Me: In her pictures she always looked stern.
My mother: Grandma?
Ma: Grandma Carrie? I know it. But she was funny. She was funny to me. She could say some of the, she could say some funny stuff. I know that’s where Mama gets it from. The little sayings.
Statesville Landmark, 20 December 1957.
My grandmother didn’t think much of Charles V. Taylor:
Course she met this guy and married him that she had known him when she was a child. Taylor. And went to New Jersey. She came back home, and Mama had high blood pressure, you know. But she kept, her doctors kept it in check. But he hadn’t let her go to the doctor for two times, and she had a stroke and died.

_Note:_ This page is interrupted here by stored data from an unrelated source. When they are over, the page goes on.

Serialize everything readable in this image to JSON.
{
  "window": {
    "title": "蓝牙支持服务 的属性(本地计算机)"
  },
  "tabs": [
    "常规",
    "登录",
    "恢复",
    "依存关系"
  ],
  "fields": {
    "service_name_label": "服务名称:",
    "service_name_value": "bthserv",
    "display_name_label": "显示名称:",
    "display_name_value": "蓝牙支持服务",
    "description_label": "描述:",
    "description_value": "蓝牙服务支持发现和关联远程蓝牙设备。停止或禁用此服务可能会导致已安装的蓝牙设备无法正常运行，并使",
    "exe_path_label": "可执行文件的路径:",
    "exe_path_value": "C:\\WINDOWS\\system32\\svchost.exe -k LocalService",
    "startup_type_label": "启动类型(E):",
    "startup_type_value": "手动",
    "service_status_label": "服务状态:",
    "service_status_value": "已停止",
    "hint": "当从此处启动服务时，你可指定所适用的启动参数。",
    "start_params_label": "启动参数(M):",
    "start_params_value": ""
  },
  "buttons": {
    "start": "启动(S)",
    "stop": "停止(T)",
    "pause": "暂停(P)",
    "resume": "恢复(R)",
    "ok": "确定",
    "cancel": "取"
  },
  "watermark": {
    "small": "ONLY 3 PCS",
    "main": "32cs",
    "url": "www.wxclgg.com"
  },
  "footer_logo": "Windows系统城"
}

Oooo. I could have killed that man. I was so mad with that man I didn’t know what to do. And when we went down there, Mama just got worse and worse. She went to the hospital, and they did everything they could at the hospital, and then they let her come home. And I went down there to see her one time, while she was at home, you know, and she couldn’t talk. She couldn’t talk, I mean. And she would try her best to tell me something. And I just cried and cried and cried and cried and cried. And I didn’t know what she was trying to tell me. So my sister lived not far from her. And she was a cafeteria manager, but she would come to see Mama between the meals. You know, in the morning breakfast and lunch, and then after dinner she’d come. She really did take care of Mama when she was living with that Thing. And she went to the hospital and stayed awhile, and he wouldn’t pay the hospital bill. And I took a note out at the bank, and Louise paid her doctor’s bill and everything, and when she died, he tried to make us pay all the burial expenses. And his brother came over there and told us, said, “Don’t you pay a penny. ‘Cause he’s got money, and he’s supposed to use it for that.” And said, “Don’t you do it. Don’t you give it to him.” And that man and the undertaker got together and planned all that stuff against us, you know. The three of us. It was terrible. And Mama had a lot of beautiful clothes, you know, because this man bought her things. And they were all in there looking at them. I said, “I don’t want a thing. I don’t want not one thing.” I think I got a coat. It was just like a spring coat. It was lined. And I think Louise insisted that I take it, but that was the only thing that I took.
Remembering Caroline Martha Mary Fisher Valentine McNeely Colvert Taylor, who died 56 years ago today.